Keempat, serikat pekerja perlu meningkatkan komunikasi bipartit yang intens dengan pihak manajemen, terutama untuk membahas dan mencari solusi terbaik bila akan terjadi PHK. Kalau perlu menghadirkan pemeritah untuk membahas secara tripartit.
“Hal ini penting untuk merumuskan hak-hak pekerja bila memang harus terjadi PHK,” tegasnya seraya berharap PHK tidak terjadi, baik di perusahaan padat karya maupun yang lain.
Selain isu PHK, acara coffee morning tersebut juga membahas isu-isu krusial yang mencuat saat ini.
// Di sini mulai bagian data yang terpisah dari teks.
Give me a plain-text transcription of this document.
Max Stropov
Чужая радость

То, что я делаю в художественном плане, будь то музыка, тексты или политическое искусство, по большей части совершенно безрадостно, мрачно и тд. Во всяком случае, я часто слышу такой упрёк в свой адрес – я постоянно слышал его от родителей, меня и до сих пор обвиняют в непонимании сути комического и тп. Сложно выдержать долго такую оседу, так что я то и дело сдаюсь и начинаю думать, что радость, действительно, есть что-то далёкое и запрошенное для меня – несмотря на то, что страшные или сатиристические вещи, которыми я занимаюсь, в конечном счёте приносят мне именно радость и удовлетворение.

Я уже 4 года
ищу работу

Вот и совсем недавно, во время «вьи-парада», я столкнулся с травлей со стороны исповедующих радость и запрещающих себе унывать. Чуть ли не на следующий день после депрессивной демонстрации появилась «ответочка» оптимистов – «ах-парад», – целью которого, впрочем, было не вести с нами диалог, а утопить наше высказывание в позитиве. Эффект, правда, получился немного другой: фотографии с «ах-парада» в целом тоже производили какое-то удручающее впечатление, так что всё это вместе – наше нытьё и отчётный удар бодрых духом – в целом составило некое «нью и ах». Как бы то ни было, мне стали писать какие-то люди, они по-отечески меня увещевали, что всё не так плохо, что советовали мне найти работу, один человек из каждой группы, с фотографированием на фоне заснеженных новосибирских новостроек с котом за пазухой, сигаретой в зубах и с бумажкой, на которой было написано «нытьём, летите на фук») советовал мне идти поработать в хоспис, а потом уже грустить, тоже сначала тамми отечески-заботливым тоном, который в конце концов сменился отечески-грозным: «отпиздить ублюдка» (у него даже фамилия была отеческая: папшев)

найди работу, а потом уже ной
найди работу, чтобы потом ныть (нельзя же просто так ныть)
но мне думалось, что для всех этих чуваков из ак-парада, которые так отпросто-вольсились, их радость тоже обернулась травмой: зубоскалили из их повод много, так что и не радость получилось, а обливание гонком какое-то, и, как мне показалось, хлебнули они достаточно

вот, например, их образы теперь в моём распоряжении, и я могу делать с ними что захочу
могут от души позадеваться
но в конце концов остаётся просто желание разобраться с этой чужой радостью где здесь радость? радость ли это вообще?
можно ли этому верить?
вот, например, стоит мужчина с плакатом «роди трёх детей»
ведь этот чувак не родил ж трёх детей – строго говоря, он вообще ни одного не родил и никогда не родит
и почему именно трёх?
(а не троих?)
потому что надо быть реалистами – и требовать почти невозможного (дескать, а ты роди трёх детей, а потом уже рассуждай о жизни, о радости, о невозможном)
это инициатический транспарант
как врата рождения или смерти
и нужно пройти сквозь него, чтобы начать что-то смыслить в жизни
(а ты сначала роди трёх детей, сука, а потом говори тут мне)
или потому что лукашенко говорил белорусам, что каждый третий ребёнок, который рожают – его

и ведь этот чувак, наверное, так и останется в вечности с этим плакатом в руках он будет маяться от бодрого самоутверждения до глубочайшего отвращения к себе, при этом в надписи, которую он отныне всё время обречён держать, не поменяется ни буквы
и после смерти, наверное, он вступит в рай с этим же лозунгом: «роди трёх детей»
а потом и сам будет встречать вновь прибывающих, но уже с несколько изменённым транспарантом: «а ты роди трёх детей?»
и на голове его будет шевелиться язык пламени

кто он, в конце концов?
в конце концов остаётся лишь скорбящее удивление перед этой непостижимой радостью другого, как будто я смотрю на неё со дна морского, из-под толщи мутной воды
Mulai dari rencana kenaikan upah minimum 2023, inflasi sebagai dampak krisis global, sampai KTT G20 yang kini berlangsung di Bali.
Terkait rencana kenaikan upah minimum, Wamenaker mengakui adanya usulan dari konfederasi serikat pekerja yang minta upah minimum 2023 naik 13%.
Tentang hal ini, mantan aktivis pekerja tersebut menyatakan usulan itu boleh-boleh saja. “Mungkin ada perusahaan yang mampu menaikkan 13%, tapi pasti banyak perusahaan yang tidak mampu membayar,” tandasnya.
Afriansyah Noor menegaskan, kita harus mengendepankan kepentingan nasional. Dalam hal ini, pemerintah telah memiliki rumusan perhitungan kenaikan upah minimum yang berdasarkan Peraturan Pemerintah (PP) No.36/2021 tentang Pengupahan sebagai pelaksanaan UU Cipta Kerja.
Dalam PP 36/2021 antara lain disebutkan, kenaikan upah minimum dihitung berdasarkan pertumbuhan ekonomi, inflasi, paritas daya beli dan kondisi ketenagakerjaan di daerah setempat.
“Ini yang jadi pegangan pemerintah sebagai dasar perhitungan kenaikan upah minimum,” tegas Wamen. (Purwanto).